13. Thus, if the nature of appointment of the deceased employees in question will be only treated in work-charged establishment, then their dependents cannot claim appointment on compassionate ground, but that is not the question in this case. Admittedly, the case is that the deceased employees were regularised and made permanent and were getting benefits of permanent employee in terms of the Government policy of 1978 and 1981, as stated above. The question is as to whether the Government by issuing impugned circular dated 27.12.2002 can make distinction in the matter of compassionate appointment on the ground of source of appointment of deceased employees. As stated above, the only criteria for distinction is source of employment. The stand of the State is that those persons who were appointed by following proper procedure is one class and the employees of work-charged establishment being made permanent employees and having all facilities of permanent employees will fall in different category and as such on their death their dependents will not get compassionate appointment.

14. Law is well settled that if the employees fall in two different classes, then they can be classified and that will be followed for the purpose of scale, promotion and other benefits and that will not be hit by quality clause of Articles 14 and 16 of the Constitution of India. It is equally well settled that the Government has power to provide the facilities of compassionate appointment to the employees and deny the claim of other class of employees if the policy is valid and not in breach of equality clause. Equality clause operates into every act, of the State and the State cannot make deviation with regard to compassionate appointment on whimsical ground.

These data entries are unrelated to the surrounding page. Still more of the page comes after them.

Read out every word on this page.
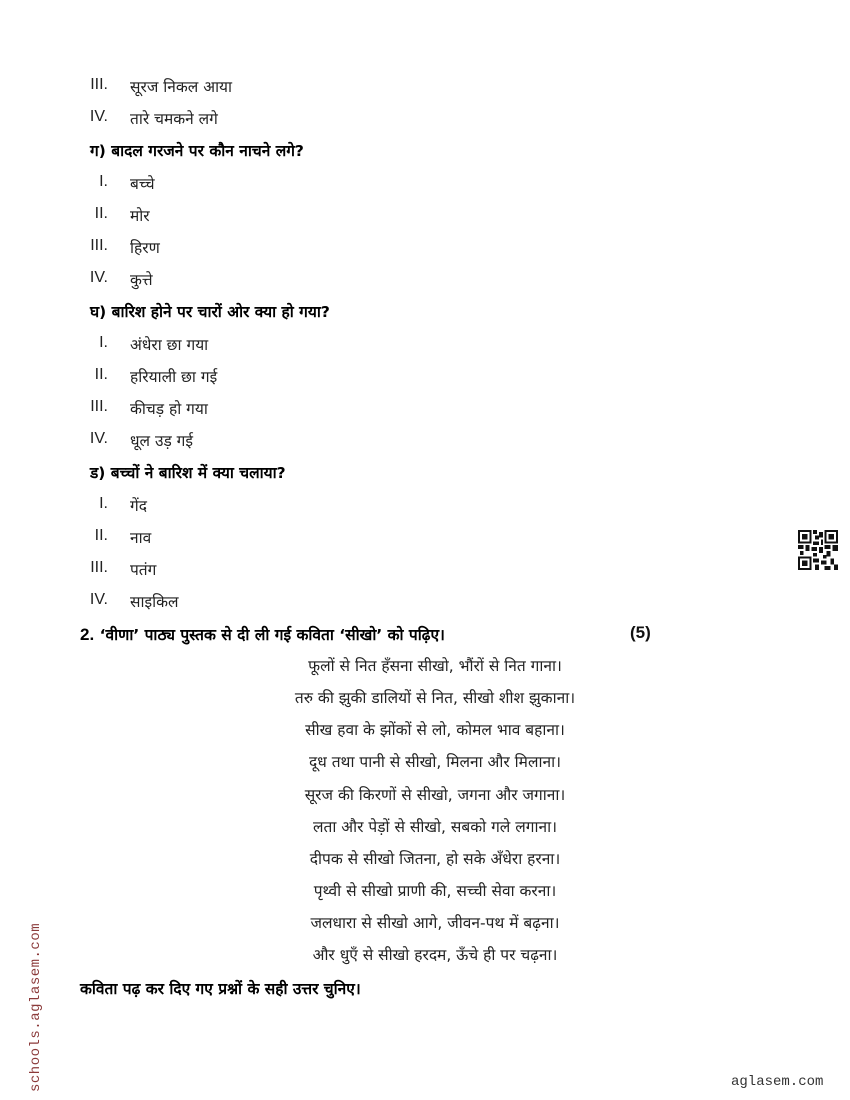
III. सूरज निकल आया
IV. तारे चमकने लगे
ग) बादल गरजने पर कौन नाचने लगे?
I. बच्चे
II. मोर
III. हिरण
IV. कुत्ते
घ) बारिश होने पर चारों ओर क्या हो गया?
I. अंधेरा छा गया
II. हरियाली छा गई
III. कीचड़ हो गया
IV. धूल उड़ गई
ड) बच्चों ने बारिश में क्या चलाया?
I. गेंद
II. नाव
III. पतंग
IV. साइकिल
2. ‘वीणा’ पाठ्य पुस्तक से दी ली गई कविता ‘सीखो’ को पढ़िए।	(5)
फूलों से नित हँसना सीखो, भौंरों से नित गाना।
तरु की झुकी डालियों से नित, सीखो शीश झुकाना।
सीख हवा के झोंकों से लो, कोमल भाव बहाना।
दूध तथा पानी से सीखो, मिलना और मिलाना।
सूरज की किरणों से सीखो, जगना और जगाना।
लता और पेड़ों से सीखो, सबको गले लगाना।
दीपक से सीखो जितना, हो सके अँधेरा हरना।
पृथ्वी से सीखो प्राणी की, सच्ची सेवा करना।
जलधारा से सीखो आगे, जीवन-पथ में बढ़ना।
और धुएँ से सीखो हरदम, ऊँचे ही पर चढ़ना।
कविता पढ़ कर दिए गए प्रश्नों के सही उत्तर चुनिए।
schools.aglasem.com	aglasem.com
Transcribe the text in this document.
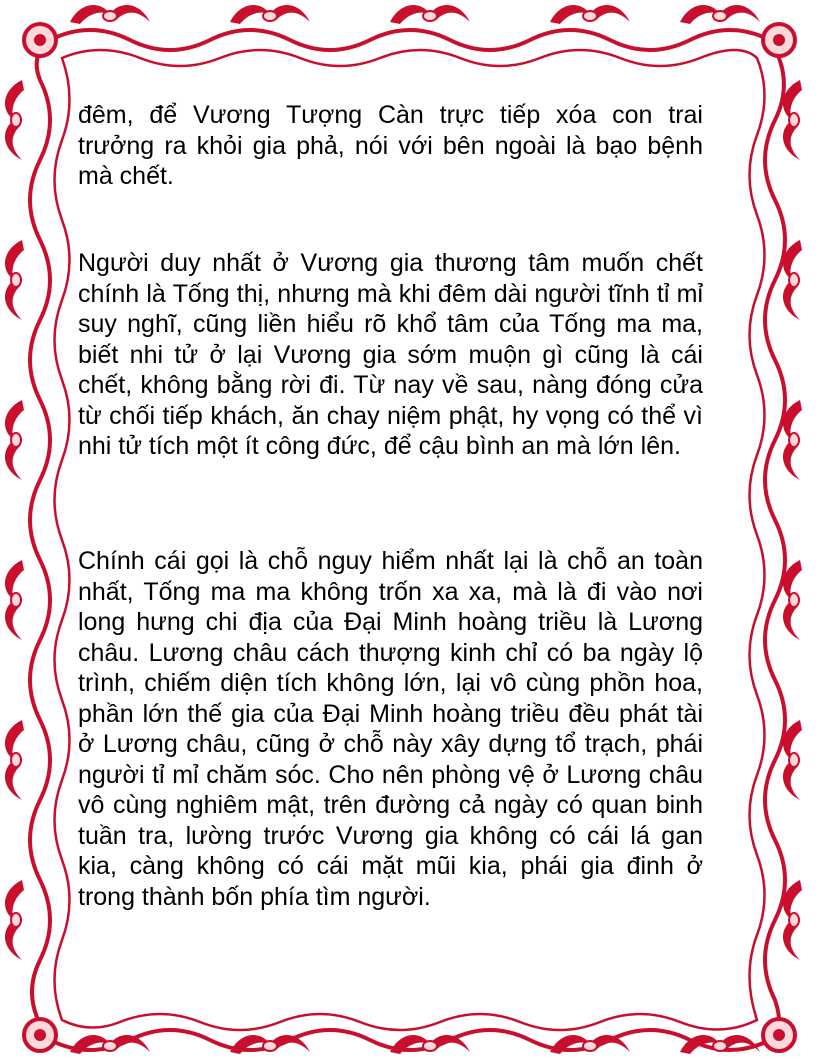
đêm, để Vương Tượng Càn trực tiếp xóa con trai trưởng ra khỏi gia phả, nói với bên ngoài là bạo bệnh mà chết.

Người duy nhất ở Vương gia thương tâm muốn chết chính là Tống thị, nhưng mà khi đêm dài người tĩnh tỉ mỉ suy nghĩ, cũng liền hiểu rõ khổ tâm của Tống ma ma, biết nhi tử ở lại Vương gia sớm muộn gì cũng là cái chết, không bằng rời đi. Từ nay về sau, nàng đóng cửa từ chối tiếp khách, ăn chay niệm phật, hy vọng có thể vì nhi tử tích một ít công đức, để cậu bình an mà lớn lên.

Chính cái gọi là chỗ nguy hiểm nhất lại là chỗ an toàn nhất, Tống ma ma không trốn xa xa, mà là đi vào nơi long hưng chi địa của Đại Minh hoàng triều là Lương châu. Lương châu cách thượng kinh chỉ có ba ngày lộ trình, chiếm diện tích không lớn, lại vô cùng phồn hoa, phần lớn thế gia của Đại Minh hoàng triều đều phát tài ở Lương châu, cũng ở chỗ này xây dựng tổ trạch, phái người tỉ mỉ chăm sóc. Cho nên phòng vệ ở Lương châu vô cùng nghiêm mật, trên đường cả ngày có quan binh tuần tra, lường trước Vương gia không có cái lá gan kia, càng không có cái mặt mũi kia, phái gia đinh ở trong thành bốn phía tìm người.
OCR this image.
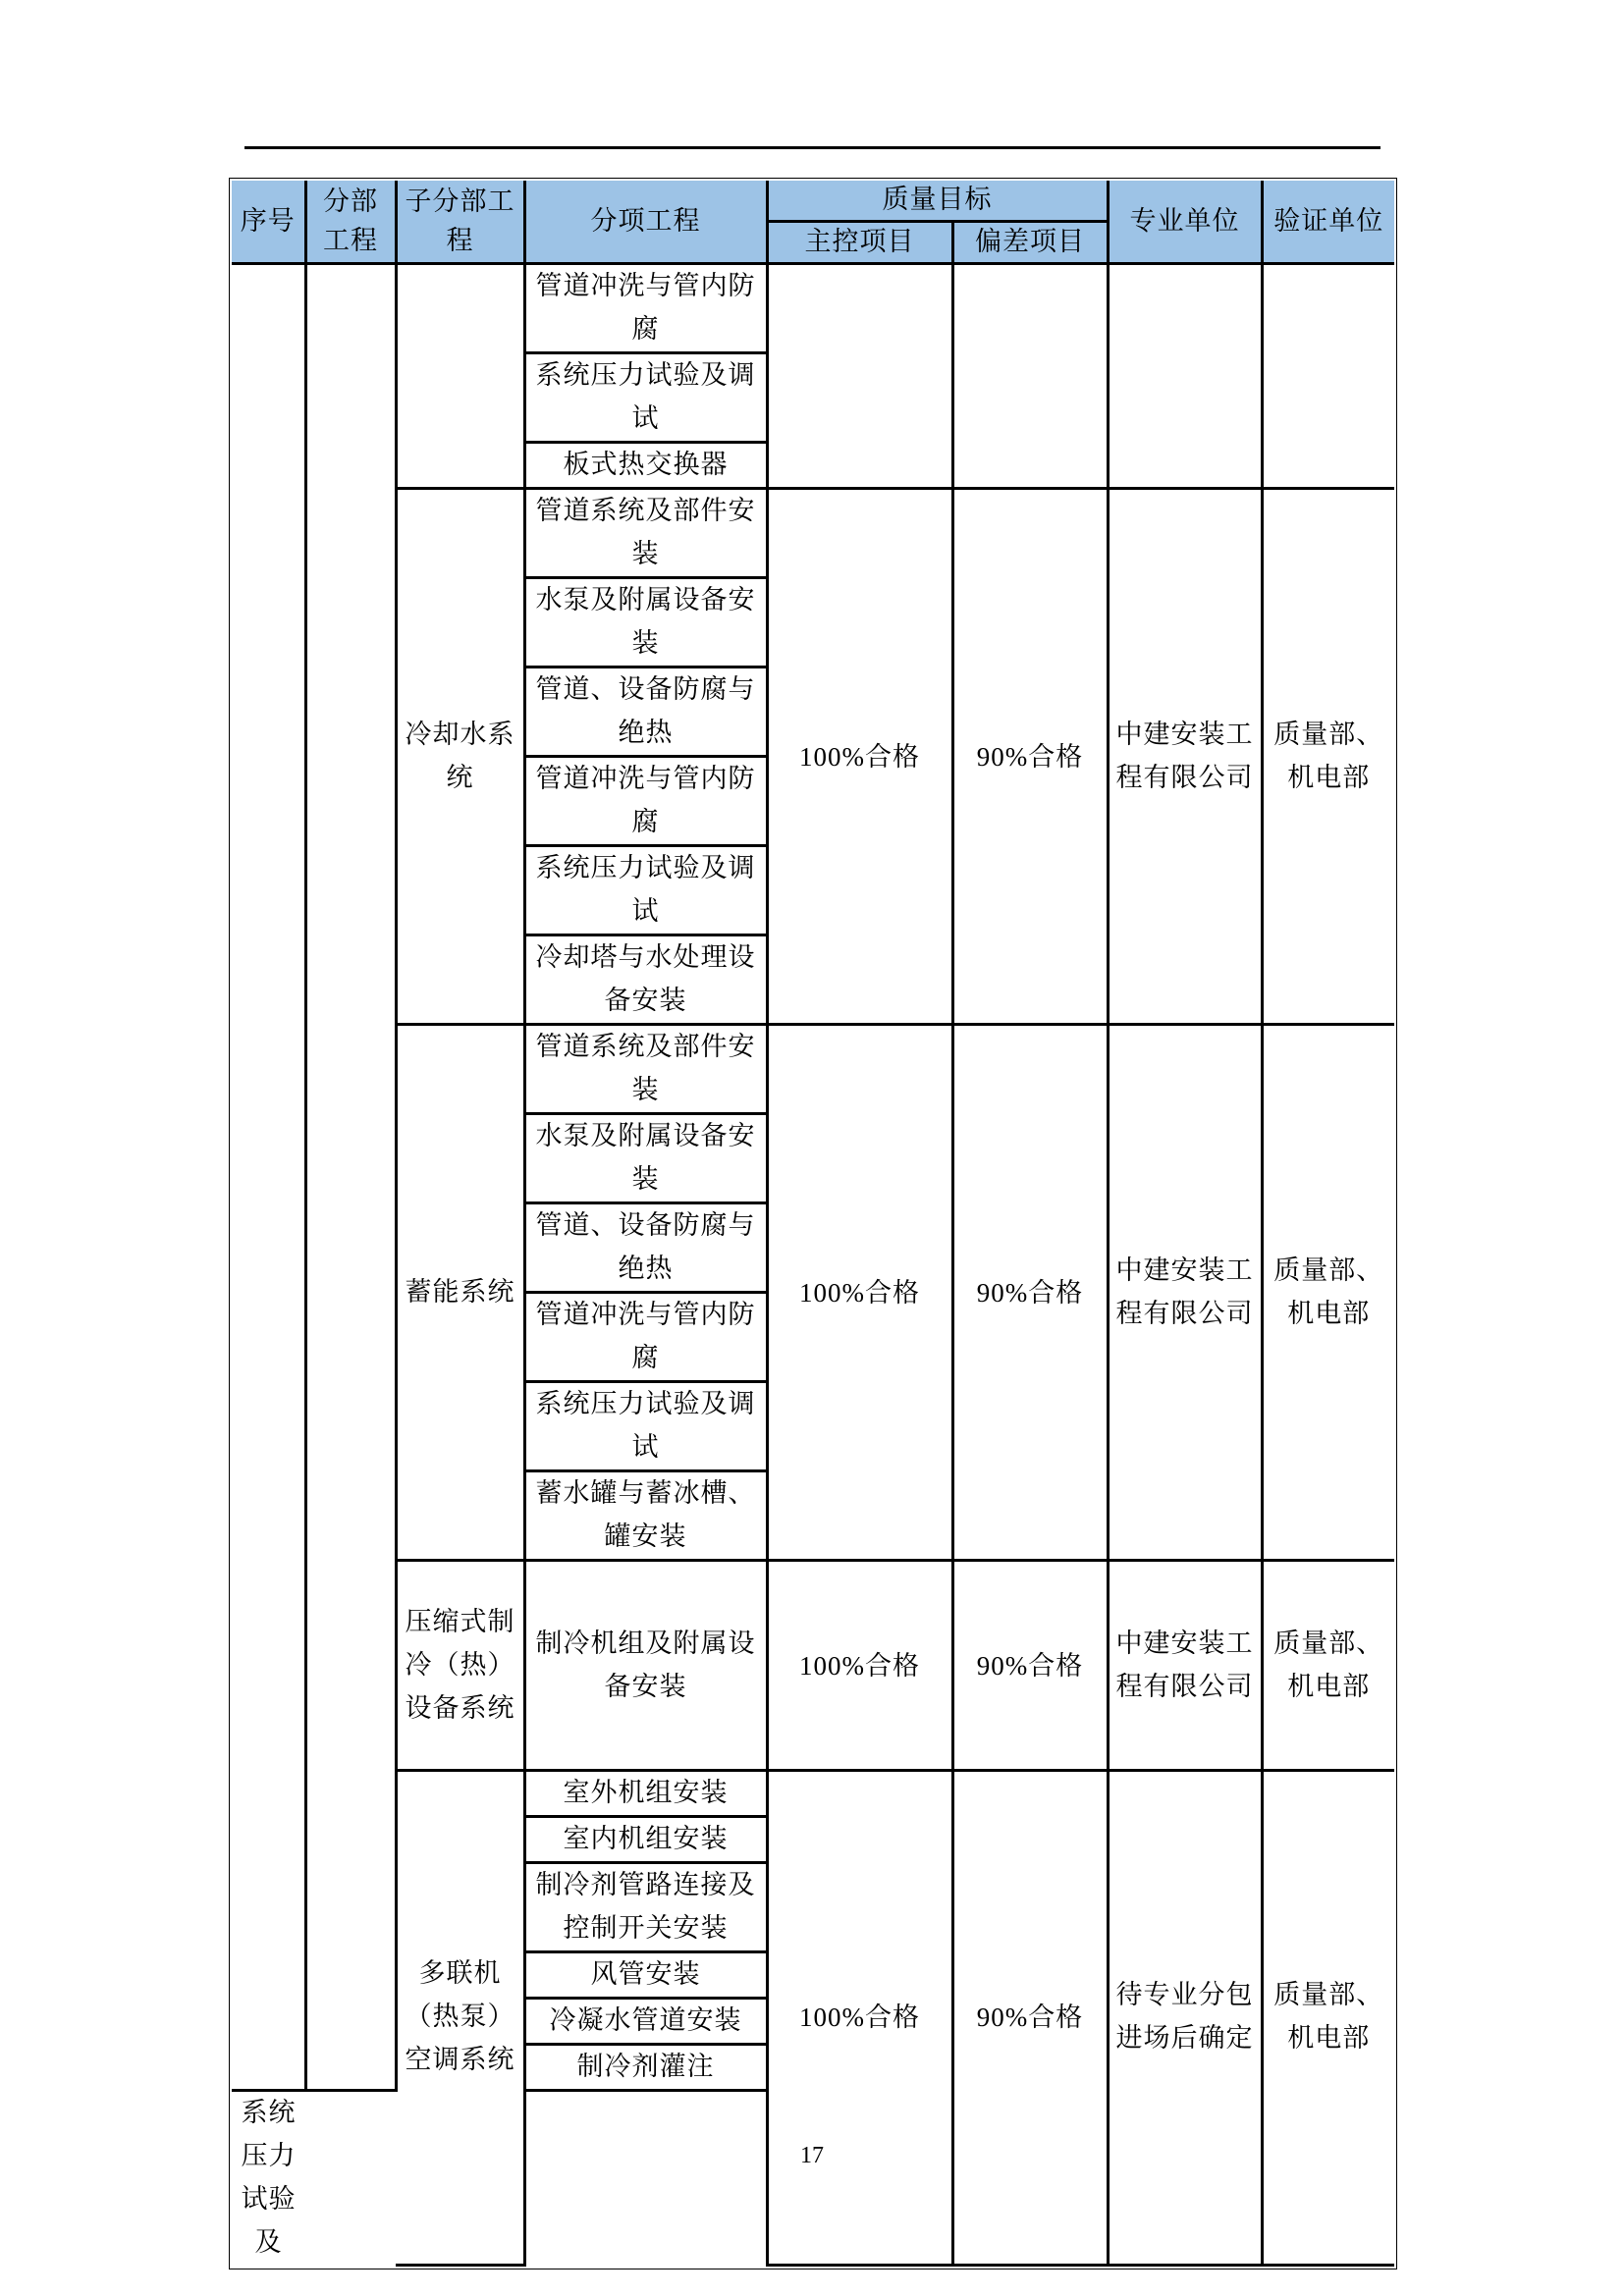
序号	分部工程	子分部工程	分项工程	质量目标		专业单位	验证单位
				主控项目	偏差项目		
			管道冲洗与管内防腐				
			系统压力试验及调试				
			板式热交换器				
		冷却水系统	管道系统及部件安装	100%合格	90%合格	中建安装工程有限公司	质量部、机电部
			水泵及附属设备安装				
			管道、设备防腐与绝热				
			管道冲洗与管内防腐				
			系统压力试验及调试				
			冷却塔与水处理设备安装				
		蓄能系统	管道系统及部件安装	100%合格	90%合格	中建安装工程有限公司	质量部、机电部
			水泵及附属设备安装				
			管道、设备防腐与绝热				
			管道冲洗与管内防腐				
			系统压力试验及调试				
			蓄水罐与蓄冰槽、罐安装				
		压缩式制冷（热）设备系统	制冷机组及附属设备安装	100%合格	90%合格	中建安装工程有限公司	质量部、机电部
		多联机（热泵）空调系统	室外机组安装	100%合格	90%合格	待专业分包进场后确定	质量部、机电部
			室内机组安装				
			制冷剂管路连接及控制开关安装				
			风管安装				
			冷凝水管道安装				
			制冷剂灌注				
系统压力试验及							
17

Once the employees are made permanent, they fall in one category. The fact that they came from different source does not make any difference and once a permanent employee dies whether he was appointed by regular procedure or by regularisation and made permanent, which is also one of the mode of making an employee permanent, the sufferings will be-the same. All employees whatever were the source of their recruitment fall in one category so far appointment on compassionate ground is concerned. If an employee dies in harness leaving his family in financial crisis, then the benefit should be given to the dependents of all such employees irrespective of their mode of being made permanent. Distinction made by the State Government by letter dated 27.12.2002 is arbitrary and unjust. The" classification has been made without any reasonable differentia. There is no reason to make distinction as that would not serve the purpose for which compassionate appointment has been provided.

15. In the result, all the appeals are allowed and it is held that the policy decision of the State Government making distinction in the matter of compassionate appointment on the ground of source of entry into permanent service is held to be ultra vires and is declared as such. The earlier notification dated-17.2.1995 is held to be valid one. The respondents authorities are directed to consider the case of the appellants in the light of the aforesaid decision.

16. There shall be no order as to costs.